Tous les 29 février – tous les quatre ans, donc – se tient la Journée internationale de lutte contre les maladies rares. Au delà du symbole (un jour rare pour des maladies rares), cette journée porte un combat encore bien réel : malgré les avancées certaines de la recherche et des politiques publiques ces dernières années, les défis restent encore légion et la France tarde à les relever.
Une maladie rare, qu'est-ce que c'est ? Est dite "rare" une pathologie qui n'atteint qu'une personne sur 2.000. En France, trois millions de personnes seraient concernées, selon la Plateforme maladies rares, un collectif d'associations militantes sur ce sujet. Et pour cause : il existerait entre 6.000 et 8.000 maladies de ce type. Environ 8 maladies rares sur 10 auraient une origine génétique. Certaines ne frappent qu'un à cinq patients. Mais d'autres peuvent affecter plus de 30.000 personnes. Syndrome de Williames & Beuren (malformations cardiaques, retard intellectuel et moteur, modification des traits du visage, hypersensibilité au bruit), d'Angelman (crises d'épilepsies, retard mental), du X fragile (angoisses, retard mental), Progéria (vieillissement prématuré)… Les maladies rares peuvent entraîner toutes sortes de symptômes.
D'énormes progrès… Depuis 15 ans, la lutte contre ces maladies a fait d'énormes progrès. En France, en 2004 et 2011, l'Etat a lancé deux plans Maladies rares, entraînant à chaque fois des progrès considérables.
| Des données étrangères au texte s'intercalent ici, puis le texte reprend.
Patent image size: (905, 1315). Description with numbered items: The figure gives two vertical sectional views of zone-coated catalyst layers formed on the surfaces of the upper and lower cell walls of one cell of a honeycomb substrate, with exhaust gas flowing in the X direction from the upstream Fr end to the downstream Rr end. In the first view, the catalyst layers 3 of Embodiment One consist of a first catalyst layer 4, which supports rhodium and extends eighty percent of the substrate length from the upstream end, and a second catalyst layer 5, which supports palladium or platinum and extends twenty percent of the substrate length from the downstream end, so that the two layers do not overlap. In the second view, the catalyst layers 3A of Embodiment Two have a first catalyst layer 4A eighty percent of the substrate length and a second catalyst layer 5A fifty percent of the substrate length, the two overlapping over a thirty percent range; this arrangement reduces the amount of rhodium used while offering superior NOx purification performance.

Ils ont abouti à l'amélioration de la recherche (la France se classe quatrième mondiale, en nombre de publications prestigieuses sur le sujet), la création des 131 centres de référence maladies rares (CRMR), de 501 centres de compétences (CC) et à une meilleure reconnaissance des maladies. Nombre de ces maladies sont désormais connues et répertoriées, sur le site de la plateforme Orphanet par exemple. Dans les années 70, seuls 30% des patients atteints d'une telle maladie savaient ce qu'ils avaient en sortant de chez le médecin généraliste. Cette proportion est passée à 50% aujourd'hui.
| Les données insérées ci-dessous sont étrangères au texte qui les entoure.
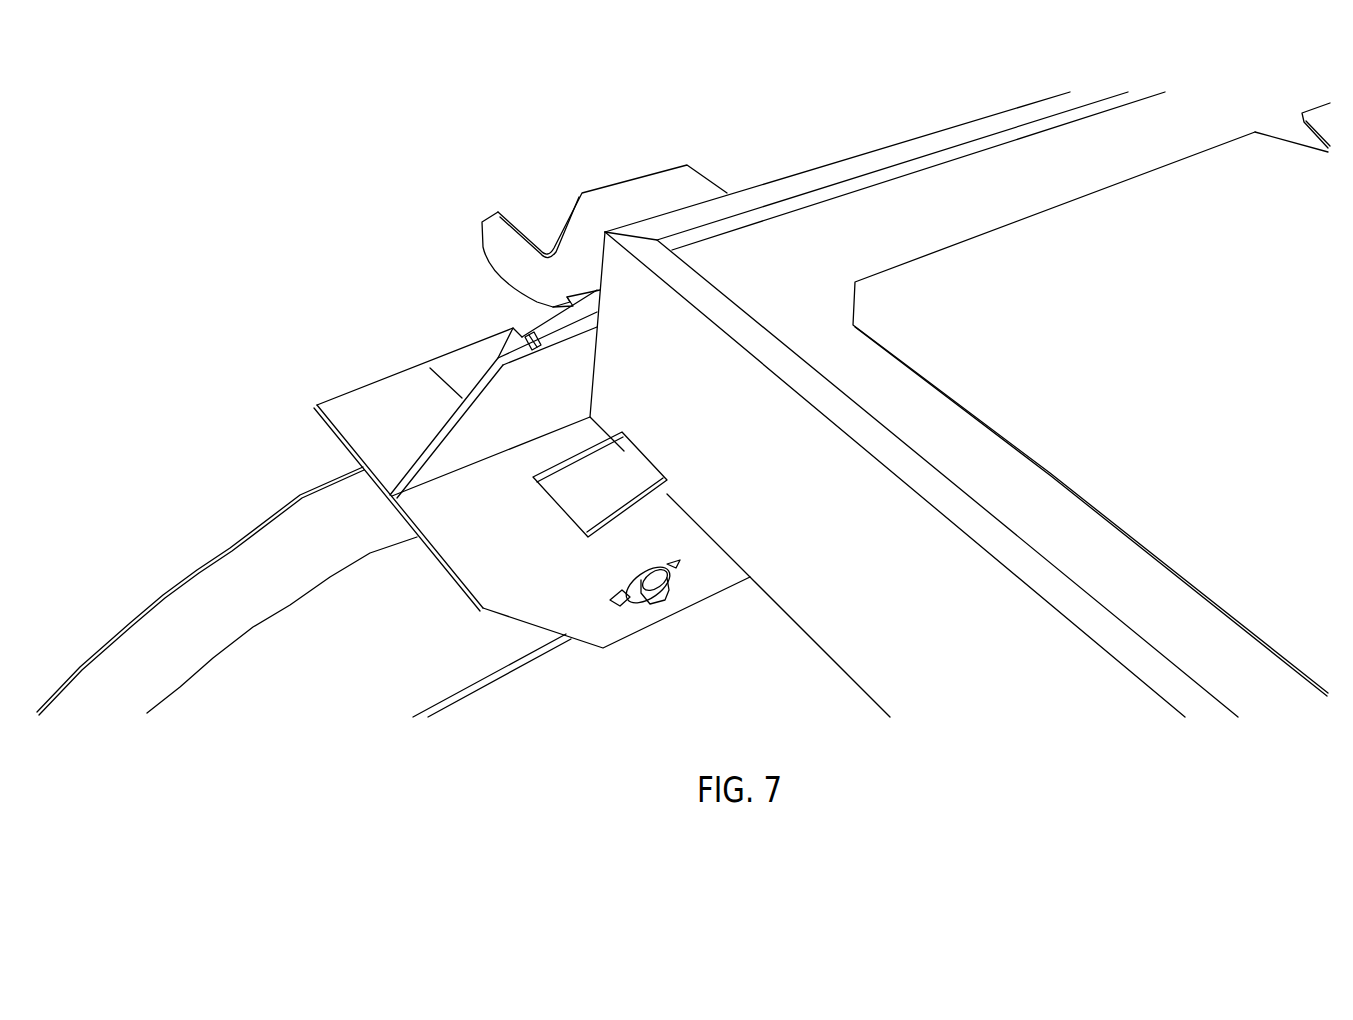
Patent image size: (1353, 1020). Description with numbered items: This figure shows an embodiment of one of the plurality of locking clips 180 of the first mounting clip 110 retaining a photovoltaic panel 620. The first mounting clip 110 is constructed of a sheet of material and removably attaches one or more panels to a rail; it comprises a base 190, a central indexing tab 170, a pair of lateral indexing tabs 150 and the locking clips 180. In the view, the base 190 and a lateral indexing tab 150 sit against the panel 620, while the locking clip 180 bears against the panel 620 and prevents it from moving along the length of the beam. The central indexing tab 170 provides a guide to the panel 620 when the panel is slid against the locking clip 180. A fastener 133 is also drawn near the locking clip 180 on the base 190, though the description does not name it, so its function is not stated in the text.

The first mounting clip 110 is at (360, 408).
The fastener 133 is at (655, 607).
The lateral indexing tab 150 is at (682, 177).
The central indexing tab 170 is at (503, 372).
The locking clip 180 is at (603, 491).
The base 190 is at (463, 530).
The photovoltaic panel 620 is at (946, 178).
… Mais il reste encore beaucoup à faire. Cela reste encore toutefois trop peu, selon les associations. Près de la moitié des patients ignorent encore tout de leur maladie en sortant de chez le médecin. Parfois, le diagnostic peut prendre plusieurs années.
Première explication avancée à ces "errances de diagnostic" : la recherche n'avance pas autant qu'espérée. La France reste loin derrière les Pays-Bas, le Royaume-Uni et les États-Unis par exemple. "Malgré les priorités affichées par les deux plans nationaux, le développement de bases de données et de registres performants et pérennes démarre à peine. Très fragile, il nécessite d’être soutenu", écrit la Plateforme maladies rares dans un communiqué. Les associations reprochent aussi à la France de ne pas avoir "fait évoluer ses pratiques (de dépistage) depuis près de 15 ans". Elle ne s'est toujours pas, contrairement à d'autres pays européens, procurée de "plateforme de séquençage très haut débit", des technologies capables de séquencer les génomes pour avoir un diagnostic précis.
Les associations accusent également les industriels et les laboratoires de ne plus se pencher sur les nouveaux traitements. Une centaine de nouveaux médicaments a certes été commercialisée entre 1999 et 2014. Mais plus de 300 autres continuent d'être utilisés de manière illégale. La raison ? Aucun laboratoire n'est prêt à investir dessus pour réaliser des tests qui garantiraient la sécurité des patients, et donc leur autorisation de mise sur le marché. Principale raison : le faible nombre de patients concernés pour chaque maladie, et donc le peu de retombée commerciale à attendre comparées aux lourds investissements nécessaires.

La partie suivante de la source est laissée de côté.